Egill Sæbjörnsson (born 1973) is an Icelandic visual artist, filmmaker, musician and architecture interventionist. He lives and works between Berlin and Reykjavík. Sæbjörnsson's work brings together 3D environments, digital projections, technology, and sound. These range from small intimate installations in museum and gallery settings to larger-scale permanent architectural installations. Sæbjörnsson conceives his work as a technological continuation of painting and sculpture, exploring the space between the virtual and physical. His works have been exhibited in The Martin Gropius Bau, Royal Academy of Arts in London, MoMA PS1 in New York, The Watermill Center, Museum of Modern Art Sydney, Museum of Contemporary Art Seoul, Galleria Nazionale d'Arte Moderna in Rome, The Hamburger Bahnhof Berlin, Frankfurter Kunstverein, Amos Rex, Moderna Museet in Stockholm, Oi Futuro Rio de Janeiro, Dakar Biennale, and The National Gallery of Prague. He represented Iceland at The 57th Biennale Arte in Venice, and in 2019 he was nominated for the Ars Fennica Award in Finland. He lectures and contributes to various publications.

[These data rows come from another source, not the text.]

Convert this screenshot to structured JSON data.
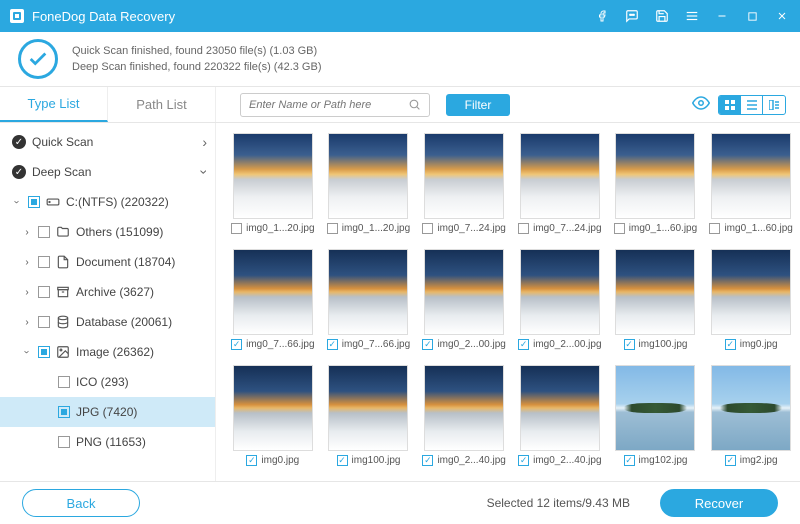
{
  "title": "FoneDog Data Recovery",
  "scan": {
    "quick": "Quick Scan finished, found 23050 file(s) (1.03 GB)",
    "deep": "Deep Scan finished, found 220322 file(s) (42.3 GB)"
  },
  "tabs": {
    "type": "Type List",
    "path": "Path List"
  },
  "search": {
    "placeholder": "Enter Name or Path here"
  },
  "filter": "Filter",
  "side": {
    "quick": "Quick Scan",
    "deep": "Deep Scan",
    "drive": "C:(NTFS) (220322)",
    "others": "Others (151099)",
    "document": "Document (18704)",
    "archive": "Archive (3627)",
    "database": "Database (20061)",
    "image": "Image (26362)",
    "ico": "ICO (293)",
    "jpg": "JPG (7420)",
    "png": "PNG (11653)"
  },
  "files": [
    {
      "name": "img0_1...20.jpg",
      "checked": false,
      "v": "sky"
    },
    {
      "name": "img0_1...20.jpg",
      "checked": false,
      "v": "sky"
    },
    {
      "name": "img0_7...24.jpg",
      "checked": false,
      "v": "sky"
    },
    {
      "name": "img0_7...24.jpg",
      "checked": false,
      "v": "sky"
    },
    {
      "name": "img0_1...60.jpg",
      "checked": false,
      "v": "sky"
    },
    {
      "name": "img0_1...60.jpg",
      "checked": false,
      "v": "sky"
    },
    {
      "name": "img0_7...66.jpg",
      "checked": true,
      "v": "sky2"
    },
    {
      "name": "img0_7...66.jpg",
      "checked": true,
      "v": "sky2"
    },
    {
      "name": "img0_2...00.jpg",
      "checked": true,
      "v": "sky2"
    },
    {
      "name": "img0_2...00.jpg",
      "checked": true,
      "v": "sky2"
    },
    {
      "name": "img100.jpg",
      "checked": true,
      "v": "sky2"
    },
    {
      "name": "img0.jpg",
      "checked": true,
      "v": "sky2"
    },
    {
      "name": "img0.jpg",
      "checked": true,
      "v": "sky2"
    },
    {
      "name": "img100.jpg",
      "checked": true,
      "v": "sky2"
    },
    {
      "name": "img0_2...40.jpg",
      "checked": true,
      "v": "sky2"
    },
    {
      "name": "img0_2...40.jpg",
      "checked": true,
      "v": "sky2"
    },
    {
      "name": "img102.jpg",
      "checked": true,
      "v": "island"
    },
    {
      "name": "img2.jpg",
      "checked": true,
      "v": "island"
    }
  ],
  "status": "Selected 12 items/9.43 MB",
  "buttons": {
    "back": "Back",
    "recover": "Recover"
  }
}
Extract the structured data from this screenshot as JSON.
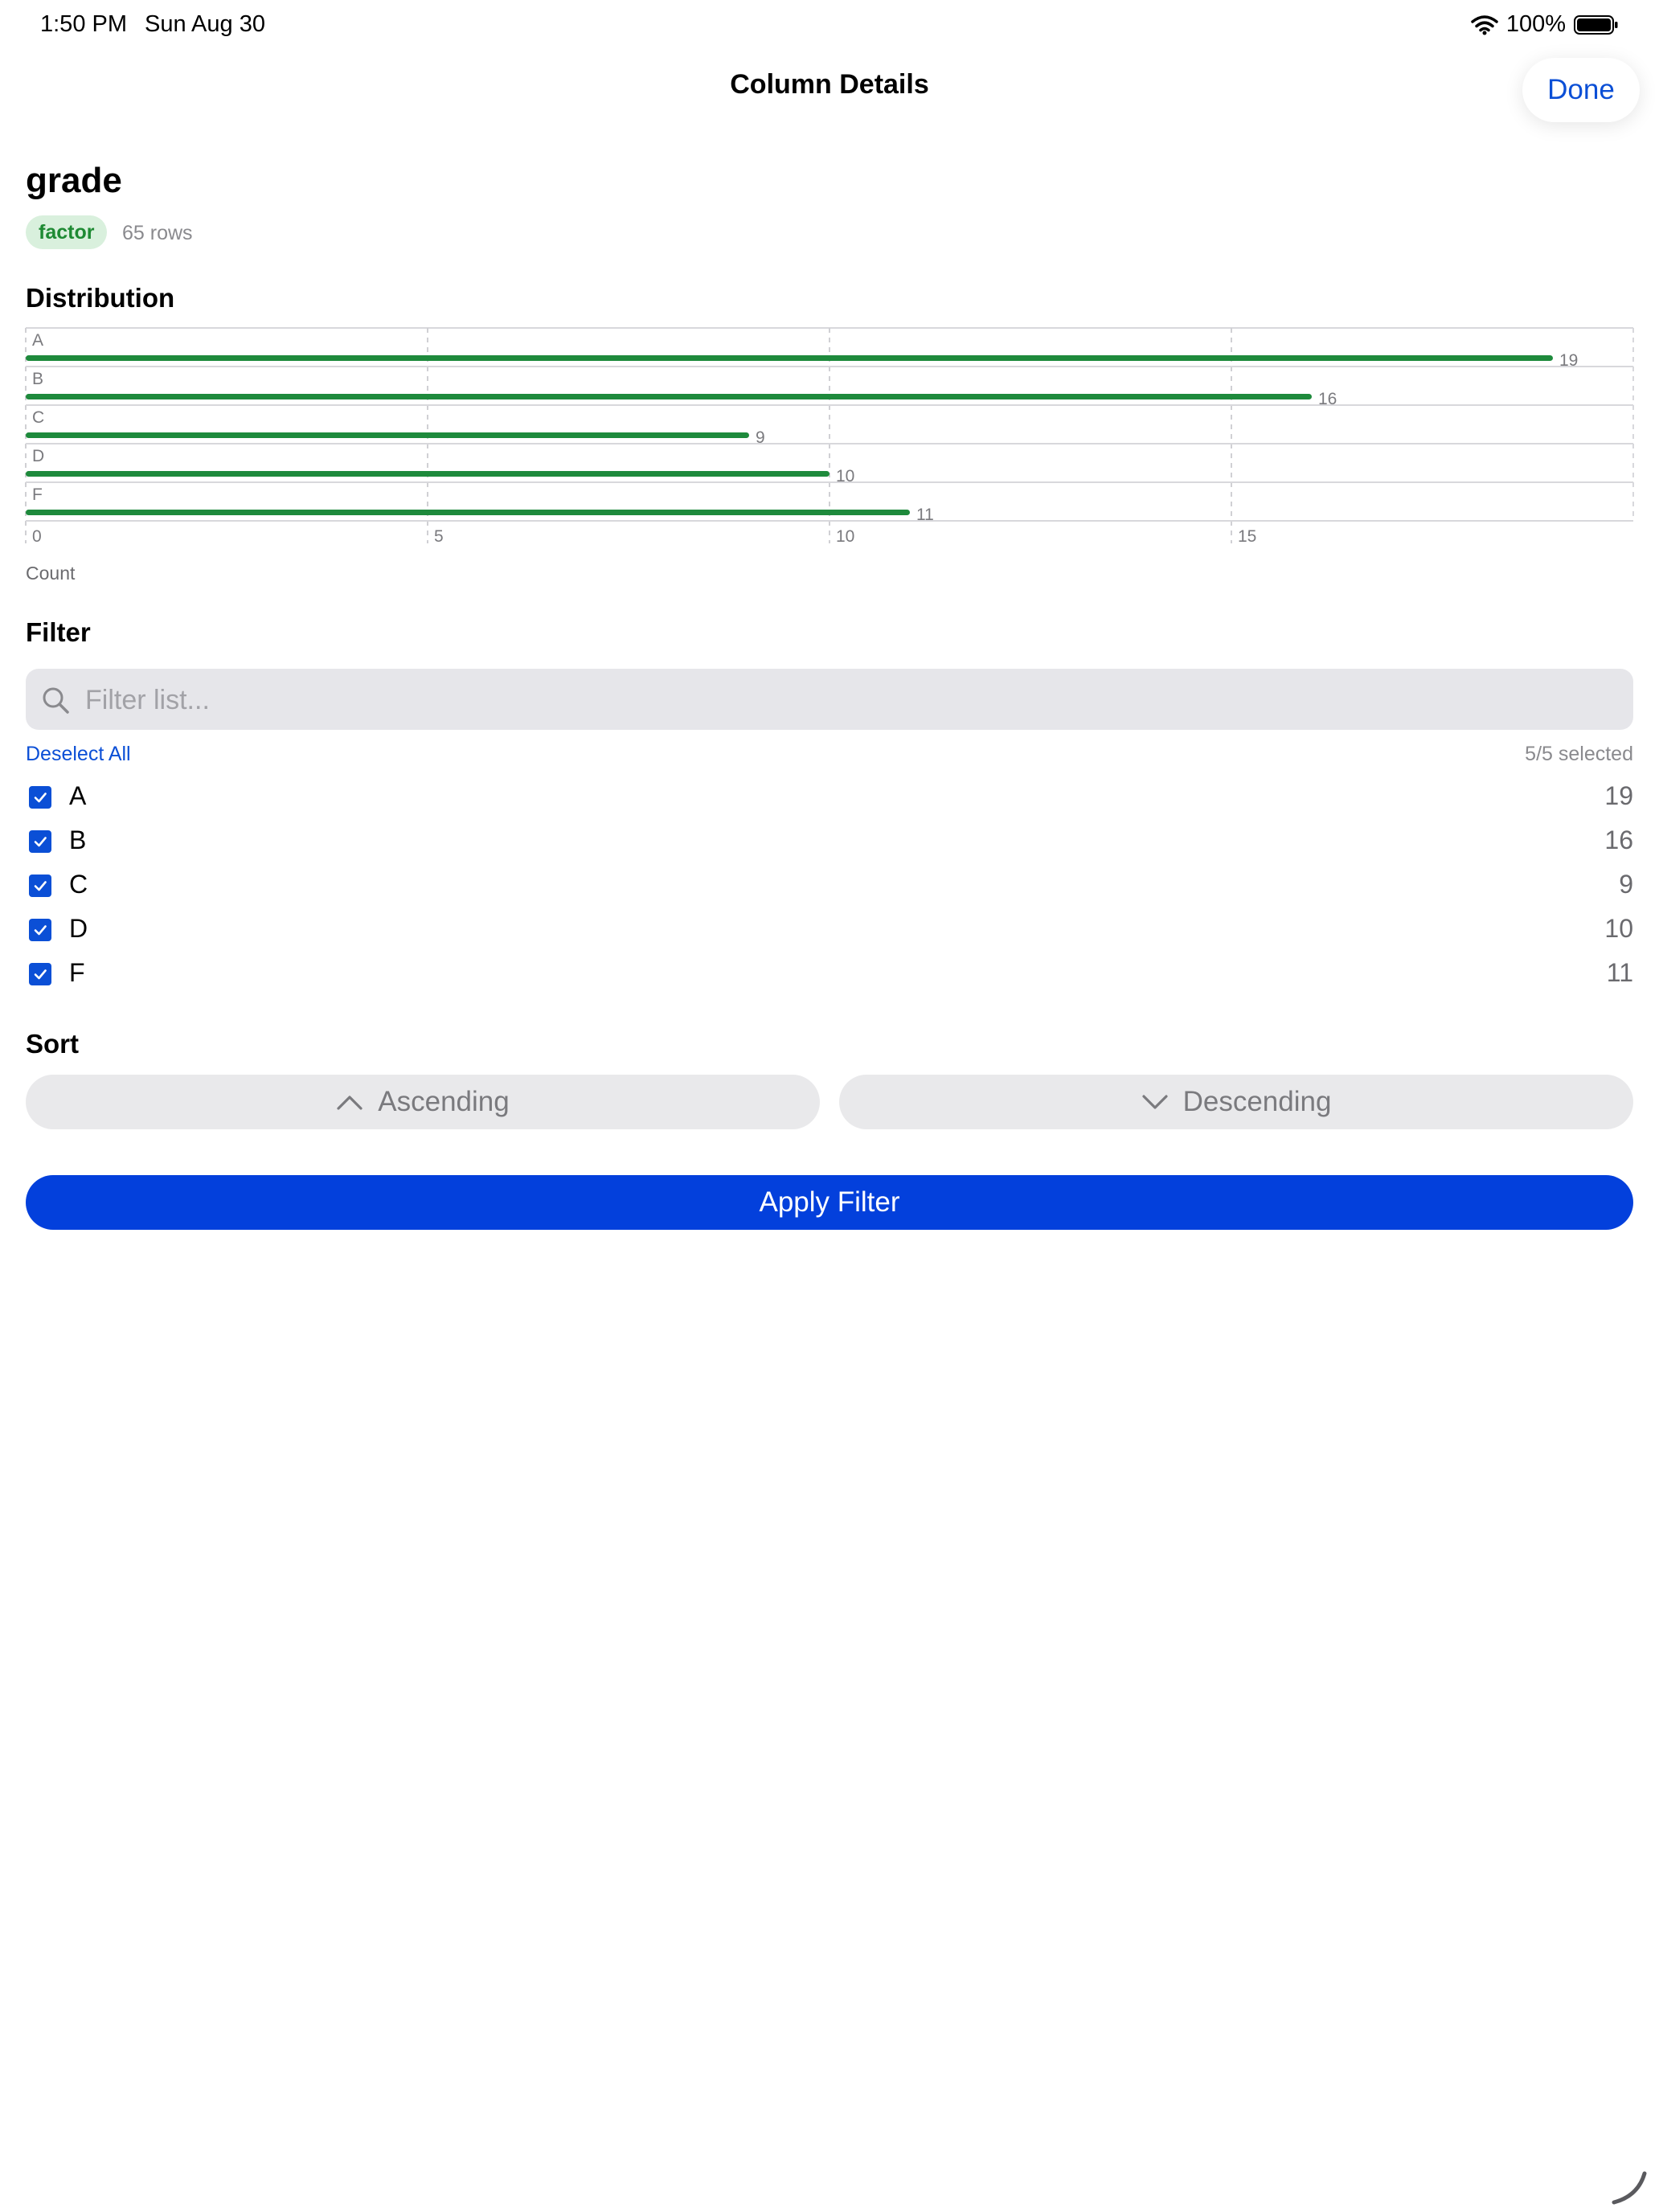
{
  "status_bar": {
    "time": "1:50 PM",
    "date": "Sun Aug 30",
    "battery": "100%"
  },
  "nav": {
    "title": "Column Details",
    "done_label": "Done"
  },
  "column": {
    "name": "grade",
    "type": "factor",
    "rows": "65 rows"
  },
  "distribution": {
    "title": "Distribution"
  },
  "chart_data": {
    "type": "bar",
    "orientation": "horizontal",
    "categories": [
      "A",
      "B",
      "C",
      "D",
      "F"
    ],
    "values": [
      19,
      16,
      9,
      10,
      11
    ],
    "xlabel": "Count",
    "xlim": [
      0,
      20
    ],
    "xticks": [
      0,
      5,
      10,
      15
    ],
    "grid": true,
    "bar_color": "#1e8a3c"
  },
  "filter": {
    "title": "Filter",
    "search_placeholder": "Filter list...",
    "deselect_label": "Deselect All",
    "selected_text": "5/5 selected",
    "items": [
      {
        "label": "A",
        "count": "19",
        "checked": true
      },
      {
        "label": "B",
        "count": "16",
        "checked": true
      },
      {
        "label": "C",
        "count": "9",
        "checked": true
      },
      {
        "label": "D",
        "count": "10",
        "checked": true
      },
      {
        "label": "F",
        "count": "11",
        "checked": true
      }
    ]
  },
  "sort": {
    "title": "Sort",
    "ascending_label": "Ascending",
    "descending_label": "Descending"
  },
  "apply_label": "Apply Filter",
  "colors": {
    "accent": "#0b4fd6",
    "apply": "#0340dc",
    "bar": "#1e8a3c",
    "pill_bg": "#d9f0dd"
  },
  "icons": {
    "search": "magnifier-icon",
    "check": "checkmark-icon",
    "ascending": "chevron-up-icon",
    "descending": "chevron-down-icon"
  }
}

"Stone Ball, 2014" is Sæbjörnsson's public art installation in Berlin commissioned by Robert Koch Institute. It's a massive concrete block with a stone hemisphere with computer-controlled projection.

== Exhibitions ==
- 2022 Object Species – Virtuality. KW Kunstwerke Berlin e.V. and The Living Art Museum Reykjavík. Part of KW Digital Platform series, curated by Nadim Samman. Reykjavík Art Festival.
- 2022 Egill Sæbjörnsson – Object Species: Sculptures. Kummelhomen together with Moderna Museet, Vårberg Centrum and Andys gallery, Stockholm. Cur: Torbjörn Johannson, Catrin Lundqvist, Maaike Gouwenberg and Andy Ludvigsson
- 2023 The Girl from Ahlen – Part II. Kunstmuseum Ahlen. Ahlen.
- 2023 Egill Sæbjörnsson & Infinite Friends of the Universe. National Gallery of Iceland. Cur: Arnbjörg María Danielsen
- A Way to Pleasure, Art Basel, 2015
- The Inner Life of Things.

== Venice Biennale ==
In 2017 Sæbjörnsson represented Iceland in the 57th Venice Biennale. He chose two Icelandic trolls, Ūgh and Bõögâr. for the Icelandic Pavilion.

== Articles ==
- "A Complicated Surface." The Warp of Time. Mnemosyne Projects. 2024

== Books ==
- Egill Sæbjörnsson and Infinite Friends of the Universe, 2023.